Die Nationalsozialisten bauen die Anlagen zielgerichtet für eine Kriegsführung weiter aus. Zwischen 1937 und 1940 werden für das Oberkommando des Heeres das Lager Zeppelin mit den Bunkeranlagen Maybach I und II sowie die Nachrichtenzentrale Zeppelin, das sogenannte Amt 500, gebaut. Für die Zivilbevölkerung werden 19 Luftschutztürme errichtet.
Während der einstündigen Standortrundfahrt erfahren wir allerhand über die letzten Nutzer, fahren am einsamen Lenin vorbei, hören und sehen, wie es mit der zivilen Nachnutzung vorwärts geht und staunen nur über die Dimensionen des Geländes.

Was der Nazi-Größenwahn hinterließ, überwuchert nun die Natur.
Jeder kann es sich auf der Landkarte ansehen. Doch muß man das alles selbst gesehen haben, um einen Eindruck zu bekommen.

Künftig sollen hier in der Waldstadt 10 000 Menschen leben. Wieviele es zu sowjetischen/russischen Zeiten waren, weiß niemand genau, von 30-70 000 spricht man. Wieder am Ausgangspunkt angelangt, steht der zweite Teil der Besichtigungstour auf dem Programm – die Bunkeranlagen. Es regnet immer noch, doch paßt die Stimmung wohl genau zu dem, was wir Besucher jetzt erleben sollten.

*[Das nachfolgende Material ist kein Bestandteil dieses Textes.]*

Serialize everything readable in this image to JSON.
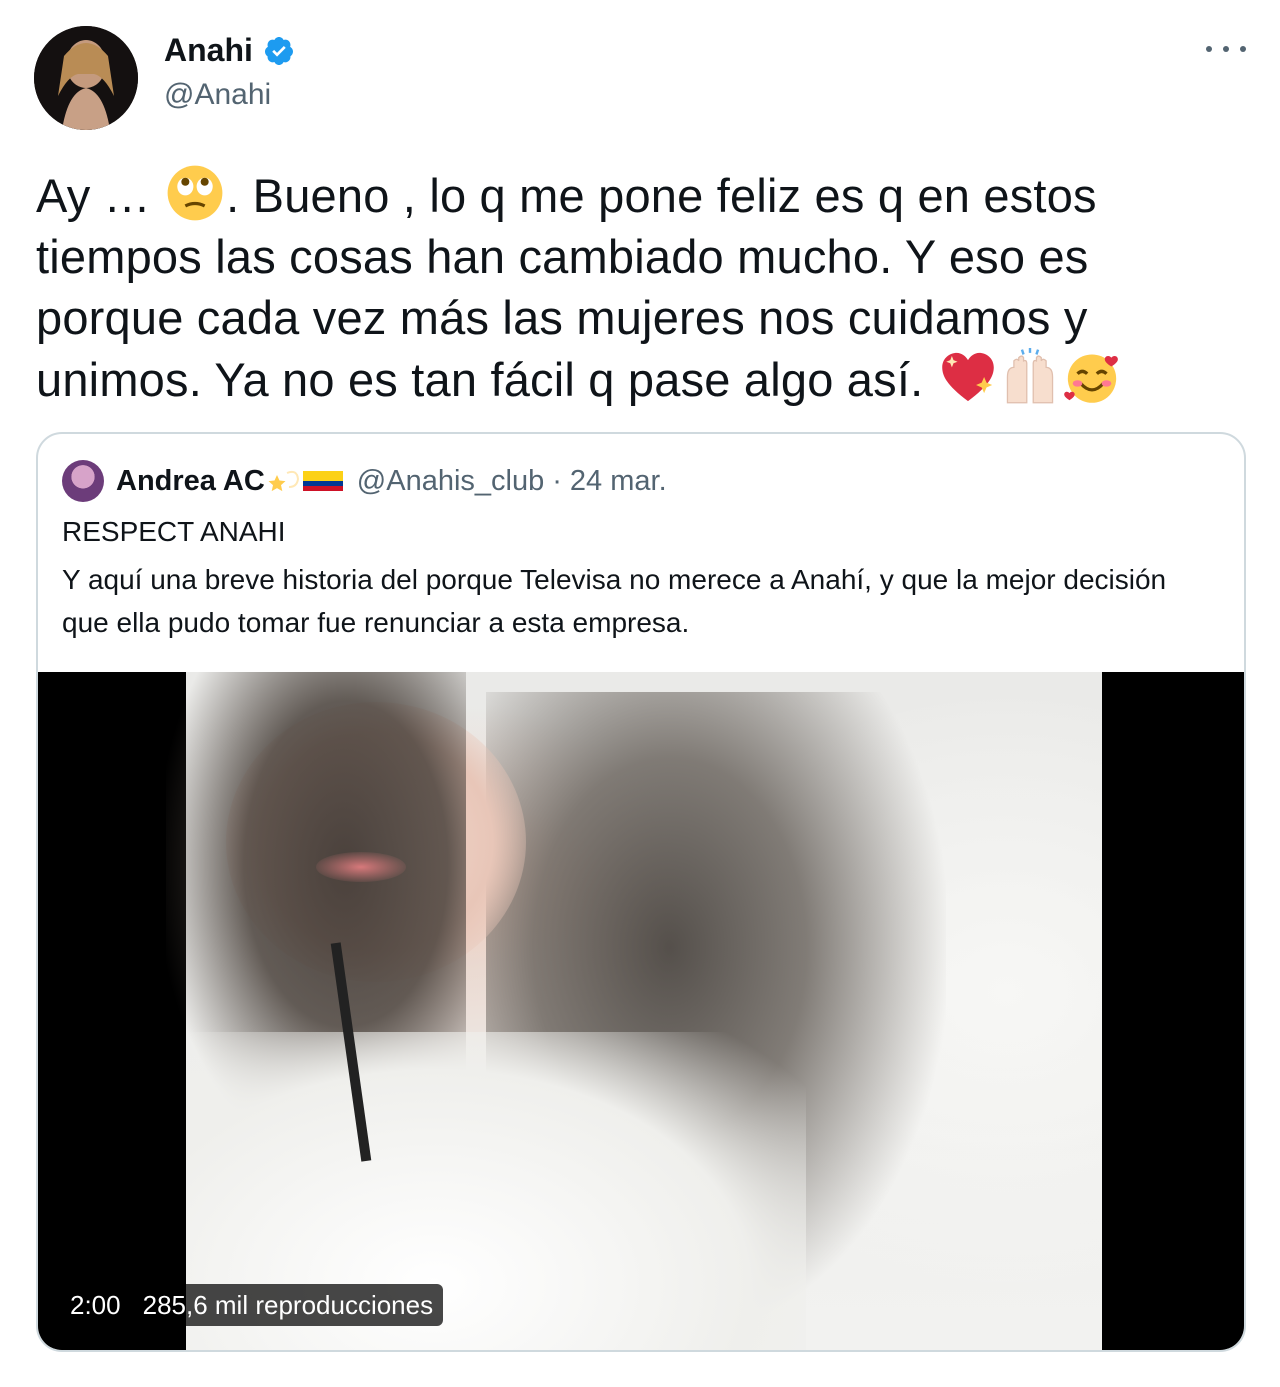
{
  "author": {
    "display_name": "Anahi",
    "handle": "@Anahi",
    "verified": true
  },
  "tweet": {
    "text_part1": "Ay … ",
    "text_part2": ". Bueno , lo q me pone feliz es q en estos tiempos las cosas han cambiado mucho. Y eso es porque cada vez más las mujeres nos cuidamos y unimos. Ya no es tan fácil q pase algo así. ",
    "emojis": [
      "face-with-rolling-eyes",
      "sparkling-heart",
      "raising-hands",
      "smiling-face-with-hearts"
    ]
  },
  "quoted": {
    "display_name": "Andrea AC",
    "badges": [
      "dizzy-star-emoji",
      "colombia-flag-emoji"
    ],
    "handle": "@Anahis_club",
    "separator": "·",
    "date": "24 mar.",
    "title": "RESPECT ANAHI",
    "body": "Y aquí una breve historia del porque Televisa no merece a Anahí, y que la mejor decisión que ella pudo tomar fue renunciar a esta empresa.",
    "video": {
      "duration": "2:00",
      "views": "285,6 mil reproducciones"
    }
  },
  "colors": {
    "text": "#0f1419",
    "secondary": "#536471",
    "verified_blue": "#1d9bf0",
    "border": "#cfd9de"
  }
}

Theorie klar, Bunkeranlage Maybach I, Sitz von Hitlers Oberkommando des Heeres. Da steht man nun vor den Ruinen der oberirdischen Bauten, die nach 1945 gesprengt wurden, ganz kaputt hat sie niemand gekriegt. Hier saßen Hitlers Generale, planten und koordinierten Mord und Vernichtung. Wir stehen sozusagen in der Schaltzentrale des Zweiten Weltkrieges. Der Krieg wurde von hier aus geführt. Es sind keine Filmkulissen eines Hollywood-Endzeitthrillers! Das ist die Wirklichkeit. So, wie diese Erkenntnis ins Bewußtsein dringt, so schlägt sie auf den Magen. Der Regen paßt jetzt besser denn je! Langsam überwuchert die Natur den zu Beton gewordenen Größenwahn. Den ehemaligen Nachrichtenbunker kann man besichtigen, zumindest zum Teil. Genutzt wurde er noch bis 1994. Eine Stadt unter der Stadt. Unglaublich!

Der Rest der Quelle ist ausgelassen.